Peterson, who said he'd spent the past nine months in Winnipeg, working as a consultant with the Canadian Football League Blue Bombers, set out an agenda for the NASL that's centered around getting fans in the stands. Calling it "priority one, two, and three," he said, "The biggest thing I want to see is our teams focused 100% on creating a great environment and promoting to fans in their local markets and filling their stadiums. When that happens, the other things fall into place."
Asked what changes he'd like to see from how teams currently promote themselves, he begged off based on his short tenure in the job so far, saying, "I don't know what each team is using and not using.
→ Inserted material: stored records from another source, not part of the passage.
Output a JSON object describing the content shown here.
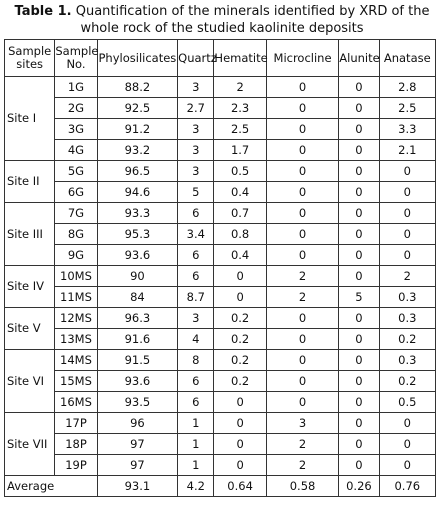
{
  "caption": {
    "label": "Table 1.",
    "text": "Quantification of the minerals identified by XRD of the whole rock of the studied kaolinite deposits"
  },
  "table": {
    "header": [
      "Sample sites",
      "Sample No.",
      "Phylosilicates",
      "Quartz",
      "Hematite",
      "Microcline",
      "Alunite",
      "Anatase"
    ],
    "groups": [
      {
        "site": "Site I",
        "rows": [
          {
            "sample": "1G",
            "values": [
              "88.2",
              "3",
              "2",
              "0",
              "0",
              "2.8"
            ]
          },
          {
            "sample": "2G",
            "values": [
              "92.5",
              "2.7",
              "2.3",
              "0",
              "0",
              "2.5"
            ]
          },
          {
            "sample": "3G",
            "values": [
              "91.2",
              "3",
              "2.5",
              "0",
              "0",
              "3.3"
            ]
          },
          {
            "sample": "4G",
            "values": [
              "93.2",
              "3",
              "1.7",
              "0",
              "0",
              "2.1"
            ]
          }
        ]
      },
      {
        "site": "Site II",
        "rows": [
          {
            "sample": "5G",
            "values": [
              "96.5",
              "3",
              "0.5",
              "0",
              "0",
              "0"
            ]
          },
          {
            "sample": "6G",
            "values": [
              "94.6",
              "5",
              "0.4",
              "0",
              "0",
              "0"
            ]
          }
        ]
      },
      {
        "site": "Site III",
        "rows": [
          {
            "sample": "7G",
            "values": [
              "93.3",
              "6",
              "0.7",
              "0",
              "0",
              "0"
            ]
          },
          {
            "sample": "8G",
            "values": [
              "95.3",
              "3.4",
              "0.8",
              "0",
              "0",
              "0"
            ]
          },
          {
            "sample": "9G",
            "values": [
              "93.6",
              "6",
              "0.4",
              "0",
              "0",
              "0"
            ]
          }
        ]
      },
      {
        "site": "Site IV",
        "rows": [
          {
            "sample": "10MS",
            "values": [
              "90",
              "6",
              "0",
              "2",
              "0",
              "2"
            ]
          },
          {
            "sample": "11MS",
            "values": [
              "84",
              "8.7",
              "0",
              "2",
              "5",
              "0.3"
            ]
          }
        ]
      },
      {
        "site": "Site V",
        "rows": [
          {
            "sample": "12MS",
            "values": [
              "96.3",
              "3",
              "0.2",
              "0",
              "0",
              "0.3"
            ]
          },
          {
            "sample": "13MS",
            "values": [
              "91.6",
              "4",
              "0.2",
              "0",
              "0",
              "0.2"
            ]
          }
        ]
      },
      {
        "site": "Site VI",
        "rows": [
          {
            "sample": "14MS",
            "values": [
              "91.5",
              "8",
              "0.2",
              "0",
              "0",
              "0.3"
            ]
          },
          {
            "sample": "15MS",
            "values": [
              "93.6",
              "6",
              "0.2",
              "0",
              "0",
              "0.2"
            ]
          },
          {
            "sample": "16MS",
            "values": [
              "93.5",
              "6",
              "0",
              "0",
              "0",
              "0.5"
            ]
          }
        ]
      },
      {
        "site": "Site VII",
        "rows": [
          {
            "sample": "17P",
            "values": [
              "96",
              "1",
              "0",
              "3",
              "0",
              "0"
            ]
          },
          {
            "sample": "18P",
            "values": [
              "97",
              "1",
              "0",
              "2",
              "0",
              "0"
            ]
          },
          {
            "sample": "19P",
            "values": [
              "97",
              "1",
              "0",
              "2",
              "0",
              "0"
            ]
          }
        ]
      }
    ],
    "average": {
      "label": "Average",
      "values": [
        "93.1",
        "4.2",
        "0.64",
        "0.58",
        "0.26",
        "0.76"
      ]
    }
  }
}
But I really believe when people get a chance to watch a game, they're going to come back."
Peterson also left the question of the NASL's newest team, the New York Cosmos, open-ended. In 2013, the NASL will go to a split schedule - with one half of the season taking place from late February through June, and the second half running from August through to November - and rumors have flown that the Cosmos will not be ready to begin play as scheduled for the first half of 2013. Said the commissioner, who lives in Florida, "I'd like to leave that until I have a chance to go up there and meet with them."
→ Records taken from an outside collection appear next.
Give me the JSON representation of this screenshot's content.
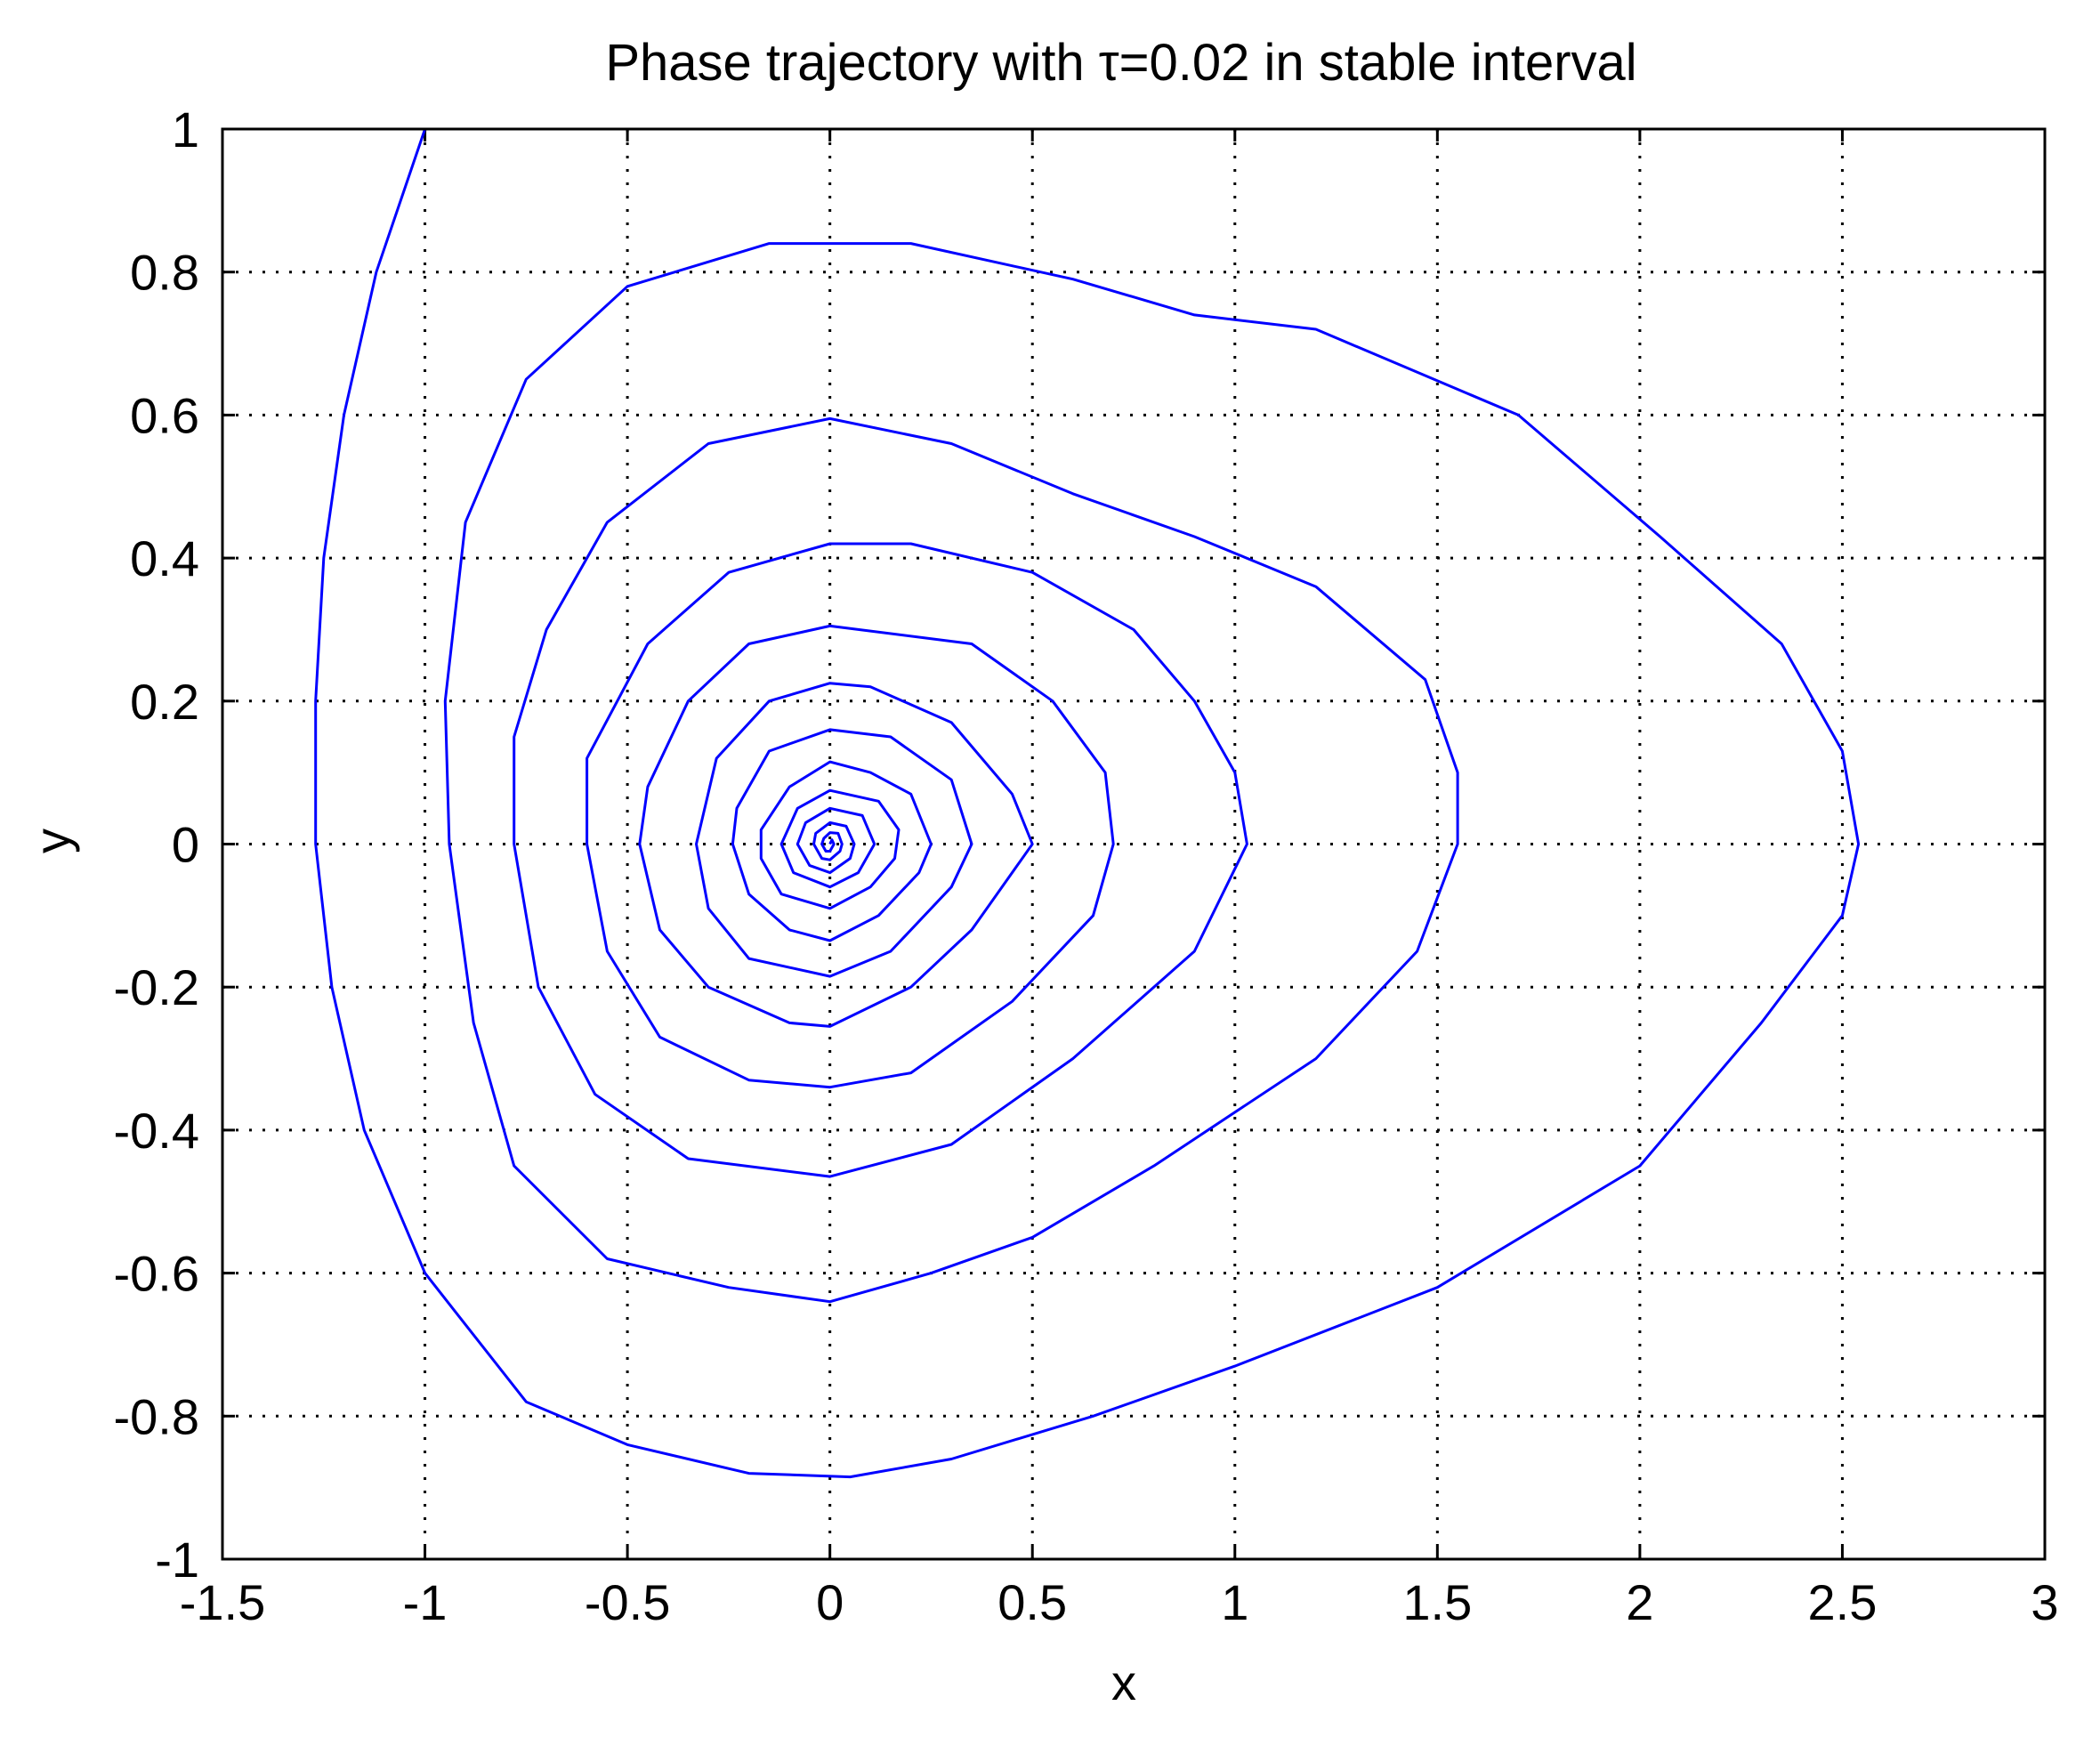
{
  "chart_data": {
    "type": "line",
    "title": "Phase trajectory with τ=0.02 in stable interval",
    "xlabel": "x",
    "ylabel": "y",
    "xlim": [
      -1.5,
      3
    ],
    "ylim": [
      -1,
      1
    ],
    "xticks": [
      -1.5,
      -1,
      -0.5,
      0,
      0.5,
      1,
      1.5,
      2,
      2.5,
      3
    ],
    "xtick_labels": [
      "-1.5",
      "-1",
      "-0.5",
      "0",
      "0.5",
      "1",
      "1.5",
      "2",
      "2.5",
      "3"
    ],
    "yticks": [
      -1,
      -0.8,
      -0.6,
      -0.4,
      -0.2,
      0,
      0.2,
      0.4,
      0.6,
      0.8,
      1
    ],
    "ytick_labels": [
      "-1",
      "-0.8",
      "-0.6",
      "-0.4",
      "-0.2",
      "0",
      "0.2",
      "0.4",
      "0.6",
      "0.8",
      "1"
    ],
    "grid": true,
    "line_color": "#0000ff",
    "series": [
      {
        "points": [
          [
            -1.0,
            1.0
          ],
          [
            -1.12,
            0.8
          ],
          [
            -1.2,
            0.6
          ],
          [
            -1.25,
            0.4
          ],
          [
            -1.27,
            0.2
          ],
          [
            -1.27,
            0.0
          ],
          [
            -1.23,
            -0.2
          ],
          [
            -1.15,
            -0.4
          ],
          [
            -1.0,
            -0.6
          ],
          [
            -0.75,
            -0.78
          ],
          [
            -0.5,
            -0.84
          ],
          [
            -0.2,
            -0.88
          ],
          [
            0.05,
            -0.885
          ],
          [
            0.3,
            -0.86
          ],
          [
            0.65,
            -0.8
          ],
          [
            1.0,
            -0.73
          ],
          [
            1.5,
            -0.62
          ],
          [
            2.0,
            -0.45
          ],
          [
            2.3,
            -0.25
          ],
          [
            2.5,
            -0.1
          ],
          [
            2.54,
            0.0
          ],
          [
            2.5,
            0.13
          ],
          [
            2.35,
            0.28
          ],
          [
            2.05,
            0.43
          ],
          [
            1.7,
            0.6
          ],
          [
            1.2,
            0.72
          ],
          [
            0.9,
            0.74
          ],
          [
            0.6,
            0.79
          ],
          [
            0.2,
            0.84
          ],
          [
            -0.15,
            0.84
          ],
          [
            -0.5,
            0.78
          ],
          [
            -0.75,
            0.65
          ],
          [
            -0.9,
            0.45
          ],
          [
            -0.95,
            0.2
          ],
          [
            -0.94,
            0.0
          ],
          [
            -0.88,
            -0.25
          ],
          [
            -0.78,
            -0.45
          ],
          [
            -0.55,
            -0.58
          ],
          [
            -0.25,
            -0.62
          ],
          [
            0.0,
            -0.64
          ],
          [
            0.25,
            -0.6
          ],
          [
            0.5,
            -0.55
          ],
          [
            0.8,
            -0.45
          ],
          [
            1.2,
            -0.3
          ],
          [
            1.45,
            -0.15
          ],
          [
            1.55,
            0.0
          ],
          [
            1.55,
            0.1
          ],
          [
            1.47,
            0.23
          ],
          [
            1.2,
            0.36
          ],
          [
            0.9,
            0.43
          ],
          [
            0.6,
            0.49
          ],
          [
            0.3,
            0.56
          ],
          [
            0.0,
            0.595
          ],
          [
            -0.3,
            0.56
          ],
          [
            -0.55,
            0.45
          ],
          [
            -0.7,
            0.3
          ],
          [
            -0.78,
            0.15
          ],
          [
            -0.78,
            0.0
          ],
          [
            -0.72,
            -0.2
          ],
          [
            -0.58,
            -0.35
          ],
          [
            -0.35,
            -0.44
          ],
          [
            0.0,
            -0.465
          ],
          [
            0.3,
            -0.42
          ],
          [
            0.6,
            -0.3
          ],
          [
            0.9,
            -0.15
          ],
          [
            1.03,
            0.0
          ],
          [
            1.0,
            0.1
          ],
          [
            0.9,
            0.2
          ],
          [
            0.75,
            0.3
          ],
          [
            0.5,
            0.38
          ],
          [
            0.2,
            0.42
          ],
          [
            0.0,
            0.42
          ],
          [
            -0.25,
            0.38
          ],
          [
            -0.45,
            0.28
          ],
          [
            -0.6,
            0.12
          ],
          [
            -0.6,
            0.0
          ],
          [
            -0.55,
            -0.15
          ],
          [
            -0.42,
            -0.27
          ],
          [
            -0.2,
            -0.33
          ],
          [
            0.0,
            -0.34
          ],
          [
            0.2,
            -0.32
          ],
          [
            0.45,
            -0.22
          ],
          [
            0.65,
            -0.1
          ],
          [
            0.7,
            0.0
          ],
          [
            0.68,
            0.1
          ],
          [
            0.55,
            0.2
          ],
          [
            0.35,
            0.28
          ],
          [
            0.0,
            0.305
          ],
          [
            -0.2,
            0.28
          ],
          [
            -0.35,
            0.2
          ],
          [
            -0.45,
            0.08
          ],
          [
            -0.47,
            0.0
          ],
          [
            -0.42,
            -0.12
          ],
          [
            -0.3,
            -0.2
          ],
          [
            -0.1,
            -0.25
          ],
          [
            0.0,
            -0.255
          ],
          [
            0.2,
            -0.2
          ],
          [
            0.35,
            -0.12
          ],
          [
            0.5,
            0.0
          ],
          [
            0.45,
            0.07
          ],
          [
            0.3,
            0.17
          ],
          [
            0.1,
            0.22
          ],
          [
            0.0,
            0.225
          ],
          [
            -0.15,
            0.2
          ],
          [
            -0.28,
            0.12
          ],
          [
            -0.33,
            0.0
          ],
          [
            -0.3,
            -0.09
          ],
          [
            -0.2,
            -0.16
          ],
          [
            0.0,
            -0.185
          ],
          [
            0.15,
            -0.15
          ],
          [
            0.3,
            -0.06
          ],
          [
            0.35,
            0.0
          ],
          [
            0.3,
            0.09
          ],
          [
            0.15,
            0.15
          ],
          [
            0.0,
            0.16
          ],
          [
            -0.15,
            0.13
          ],
          [
            -0.23,
            0.05
          ],
          [
            -0.24,
            0.0
          ],
          [
            -0.2,
            -0.07
          ],
          [
            -0.1,
            -0.12
          ],
          [
            0.0,
            -0.135
          ],
          [
            0.12,
            -0.1
          ],
          [
            0.22,
            -0.04
          ],
          [
            0.25,
            0.0
          ],
          [
            0.2,
            0.07
          ],
          [
            0.1,
            0.1
          ],
          [
            0.0,
            0.115
          ],
          [
            -0.1,
            0.08
          ],
          [
            -0.17,
            0.02
          ],
          [
            -0.17,
            -0.02
          ],
          [
            -0.12,
            -0.07
          ],
          [
            0.0,
            -0.09
          ],
          [
            0.1,
            -0.06
          ],
          [
            0.16,
            -0.02
          ],
          [
            0.17,
            0.02
          ],
          [
            0.12,
            0.06
          ],
          [
            0.0,
            0.075
          ],
          [
            -0.08,
            0.05
          ],
          [
            -0.12,
            0.0
          ],
          [
            -0.09,
            -0.04
          ],
          [
            0.0,
            -0.06
          ],
          [
            0.07,
            -0.04
          ],
          [
            0.11,
            0.0
          ],
          [
            0.08,
            0.04
          ],
          [
            0.0,
            0.05
          ],
          [
            -0.06,
            0.03
          ],
          [
            -0.08,
            0.0
          ],
          [
            -0.05,
            -0.03
          ],
          [
            0.0,
            -0.04
          ],
          [
            0.05,
            -0.02
          ],
          [
            0.06,
            0.0
          ],
          [
            0.04,
            0.025
          ],
          [
            0.0,
            0.03
          ],
          [
            -0.035,
            0.015
          ],
          [
            -0.04,
            0.0
          ],
          [
            -0.02,
            -0.02
          ],
          [
            0.0,
            -0.022
          ],
          [
            0.025,
            -0.01
          ],
          [
            0.03,
            0.0
          ],
          [
            0.02,
            0.015
          ],
          [
            0.0,
            0.016
          ],
          [
            -0.015,
            0.008
          ],
          [
            -0.02,
            0.0
          ],
          [
            -0.01,
            -0.01
          ],
          [
            0.0,
            -0.01
          ],
          [
            0.01,
            0.0
          ],
          [
            0.005,
            0.006
          ],
          [
            0.0,
            0.0
          ]
        ]
      }
    ]
  }
}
The split season may be difficult for local fans; the Stars will potentially face either a long road trip to open the season, the need to play home games in the Metrodome until the state thaws out, or a few awfully, awfully cold games in the early and late portions of the season. Traditionally, Minnesota's soccer teams have avoided scheduling home games until late April or May.
Peterson, however, was not worried about the need to play in the cold. "Those guys are tough," he said. "They make some great warm-weather gear."
Left unaddressed, however, was how soccer might be played on a frozen, snow-covered field with no grass.